Developers will continue to offer a range of incentives to woo new investors.

The GCC real estate market outlook remains bleak with signs of the bottoming out of transactions prolonged further into this year, according to Kuwait-based financial powerhouse Kamco Invest, indicating that recovery in 2021 will depend on both cyclical and structural catalysts.

The residential market in the region is expected to remain under pressure until segment fundamentals such as number of households, employment rates improve, stated the company in its GCC Real Estate Update.

Developers will continue to offer a range of incentives such as fee waivers, discounts and rent-to-own agreements, combined with home finance options to attract new investors looking to take advantage of the lower prices, it added. 

As of end-October 2020, real estate sales in the GCC declined from a year ago, as total value transacted receded by four per cent year-on-year (YoY) to $72.1 billion from $75.5 billion in the same period in 2019, while transaction volumes fell by 11 per cent YoY over the same period, the Kamco report said.

However, the average value per transaction in the GCC increased by 7.6 per cent YoY to around $166,105 during the period from January to October from around $154,365 in the same period in 2019.

The Covid-19 crisis has accelerated several emerging trends for GCC’s real estate market, and introduced new structural drivers for the sector’s demand outlook. The contrast between demand for industrial and retail spaces is set to continue, and represent the strongest and weakest segments of the market respectively.

The signs of transactions bottoming out witnessed in 2019 will now be prolonged further, suggesting that recovery gets pushed ahead until normalised demand conditions arrive post-Covid, said the industry expert.

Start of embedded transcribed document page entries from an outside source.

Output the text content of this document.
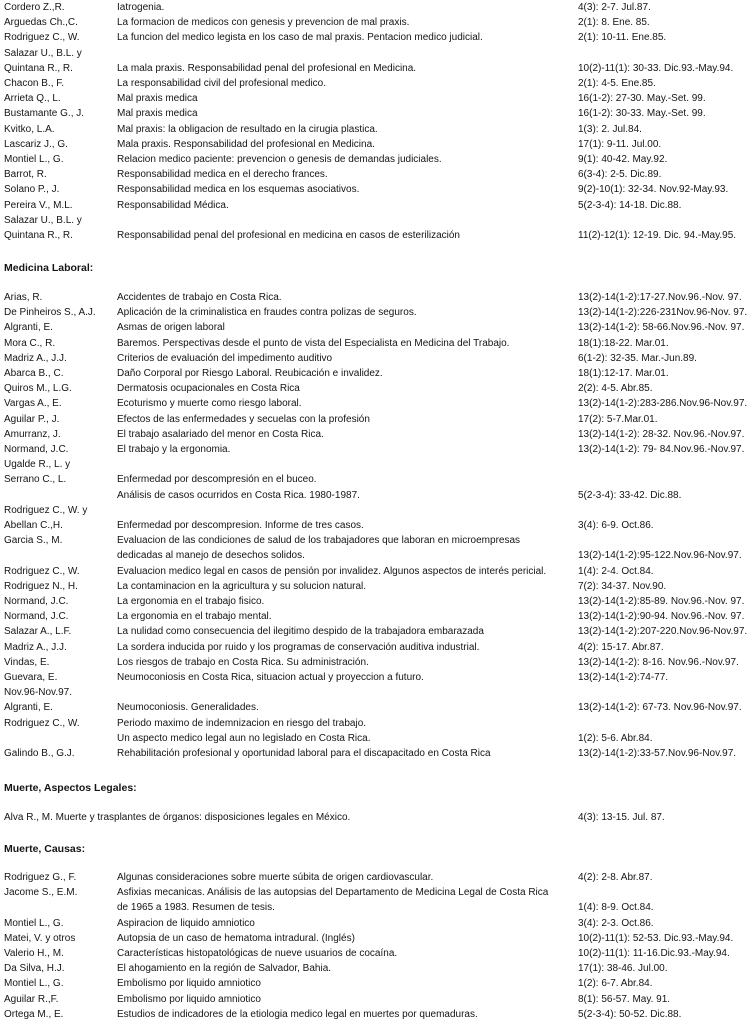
Cordero Z.,R.	Iatrogenia.	4(3): 2-7. Jul.87.
Arguedas Ch.,C.	La formacion de medicos con genesis y prevencion de mal praxis.	2(1): 8. Ene. 85.
Rodriguez C., W.	La funcion del medico legista en los caso de mal praxis. Pentacion medico judicial.	2(1): 10-11. Ene.85.
Salazar U., B.L. y
Quintana R., R.	La mala praxis. Responsabilidad penal del profesional en Medicina.	10(2)-11(1): 30-33. Dic.93.-May.94.
Chacon B., F.	La responsabilidad civil del profesional medico.	2(1): 4-5. Ene.85.
Arrieta Q., L.	Mal praxis medica	16(1-2): 27-30. May.-Set. 99.
Bustamante G., J.	Mal praxis medica	16(1-2): 30-33. May.-Set. 99.
Kvitko, L.A.	Mal praxis: la obligacion de resultado en la cirugia plastica.	1(3): 2. Jul.84.
Lascariz J., G.	Mala praxis. Responsabilidad del profesional en Medicina.	17(1): 9-11. Jul.00.
Montiel L., G.	Relacion medico paciente: prevencion o genesis de demandas judiciales.	9(1): 40-42. May.92.
Barrot, R.	Responsabilidad medica en el derecho frances.	6(3-4): 2-5. Dic.89.
Solano P., J.	Responsabilidad medica en los esquemas asociativos.	9(2)-10(1): 32-34. Nov.92-May.93.
Pereira V., M.L.	Responsabilidad Médica.	5(2-3-4): 14-18. Dic.88.
Salazar U., B.L. y
Quintana R., R.	Responsabilidad penal del profesional en medicina en casos de esterilización	11(2)-12(1): 12-19. Dic. 94.-May.95.
Medicina Laboral:
Arias, R.	Accidentes de trabajo en Costa Rica.	13(2)-14(1-2):17-27.Nov.96.-Nov. 97.
De Pinheiros S., A.J.	Aplicación de la criminalistica en fraudes contra polizas de seguros.	13(2)-14(1-2):226-231Nov.96-Nov. 97.
Algranti, E.	Asmas de origen laboral	13(2)-14(1-2): 58-66.Nov.96.-Nov. 97.
Mora C., R.	Baremos. Perspectivas desde el punto de vista del Especialista en Medicina del Trabajo.	18(1):18-22. Mar.01.
Madriz A., J.J.	Criterios de evaluación del impedimento auditivo	6(1-2): 32-35. Mar.-Jun.89.
Abarca B., C.	Daño Corporal por Riesgo Laboral. Reubicación e invalidez.	18(1):12-17. Mar.01.
Quiros M., L.G.	Dermatosis ocupacionales en Costa Rica	2(2): 4-5. Abr.85.
Vargas A., E.	Ecoturismo y muerte como riesgo laboral.	13(2)-14(1-2):283-286.Nov.96-Nov.97.
Aguilar P., J.	Efectos de las enfermedades y secuelas con la profesión	17(2): 5-7.Mar.01.
Amurranz, J.	El trabajo asalariado del menor en Costa Rica.	13(2)-14(1-2): 28-32. Nov.96.-Nov.97.
Normand, J.C.	El trabajo y la ergonomia.	13(2)-14(1-2): 79- 84.Nov.96.-Nov.97.
Ugalde R., L. y
Serrano C., L.	Enfermedad por descompresión en el buceo.
Análisis de casos ocurridos en Costa Rica. 1980-1987.	5(2-3-4): 33-42. Dic.88.
Rodriguez C., W. y
Abellan C.,H.	Enfermedad por descompresion. Informe de tres casos.	3(4): 6-9. Oct.86.
Garcia S., M.	Evaluacion de las condiciones de salud de los trabajadores que laboran en microempresas
dedicadas al manejo de desechos solidos.	13(2)-14(1-2):95-122.Nov.96-Nov.97.
Rodriguez C., W.	Evaluacion medico legal en casos de pensión por invalidez. Algunos aspectos de interés pericial.	1(4): 2-4. Oct.84.
Rodriguez N., H.	La contaminacion en la agricultura y su solucion natural.	7(2): 34-37. Nov.90.
Normand, J.C.	La ergonomia en el trabajo fisico.	13(2)-14(1-2):85-89. Nov.96.-Nov. 97.
Normand, J.C.	La ergonomia en el trabajo mental.	13(2)-14(1-2):90-94. Nov.96.-Nov. 97.
Salazar A., L.F.	La nulidad como consecuencia del ilegitimo despido de la trabajadora embarazada	13(2)-14(1-2):207-220.Nov.96-Nov.97.
Madriz A., J.J.	La sordera inducida por ruido y los programas de conservación auditiva industrial.	4(2): 15-17. Abr.87.
Vindas, E.	Los riesgos de trabajo en Costa Rica. Su administración.	13(2)-14(1-2): 8-16. Nov.96.-Nov.97.
Guevara, E.	Neumoconiosis en Costa Rica, situacion actual y proyeccion a futuro.	13(2)-14(1-2):74-77.
Nov.96-Nov.97.
Algranti, E.	Neumoconiosis. Generalidades.	13(2)-14(1-2): 67-73. Nov.96-Nov.97.
Rodriguez C., W.	Periodo maximo de indemnizacion en riesgo del trabajo.
Un aspecto medico legal aun no legislado en Costa Rica.	1(2): 5-6. Abr.84.
Galindo B., G.J.	Rehabilitación profesional y oportunidad laboral para el discapacitado en Costa Rica	13(2)-14(1-2):33-57.Nov.96-Nov.97.
Muerte, Aspectos Legales:
Alva R., M. Muerte y trasplantes de órganos: disposiciones legales en México.	4(3): 13-15. Jul. 87.
Muerte, Causas:
Rodriguez G., F.	Algunas consideraciones sobre muerte súbita de origen cardiovascular.	4(2): 2-8. Abr.87.
Jacome S., E.M.	Asfixias mecanicas. Análisis de las autopsias del Departamento de Medicina Legal de Costa Rica
de 1965 a 1983. Resumen de tesis.	1(4): 8-9. Oct.84.
Montiel L., G.	Aspiracion de liquido amniotico	3(4): 2-3. Oct.86.
Matei, V. y otros	Autopsia de un caso de hematoma intradural. (Inglés)	10(2)-11(1): 52-53. Dic.93.-May.94.
Valerio H., M.	Características histopatológicas de nueve usuarios de cocaína.	10(2)-11(1): 11-16.Dic.93.-May.94.
Da Silva, H.J.	El ahogamiento en la región de Salvador, Bahia.	17(1): 38-46. Jul.00.
Montiel L., G.	Embolismo por liquido amniotico	1(2): 6-7. Abr.84.
Aguilar R.,F.	Embolismo por liquido amniotico	8(1): 56-57. May. 91.
Ortega M., E.	Estudios de indicadores de la etiologia medico legal en muertes por quemaduras.	5(2-3-4): 50-52. Dic.88.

According to Kamco, the demand for industrial spaces will continue to be driven by ecommerce, 3PL logistics, pharma, vertical farming and cloud kitchens. On the flipside, retailers prefer to expand via omnichannel strategies, as consumers prefer to engage with the brand through many routes, thereby impacting demand for retail real estate.

“We do expect the supply-side to tighten cyclically in 2021, in terms of lower number of upcoming project announcements from developers, which should aid in arresting the ongoing steep declines of prices and rents. However, we believe structural catalysts would be required to cater to changing demand trends within each sub-segment of the real estate market,” said the Kuwait financial power house in its review.

The residential segment looks to be the closest to a late-cycle recovery in rents and prices aided by government support. The segment also has fewer structural issues to cope with.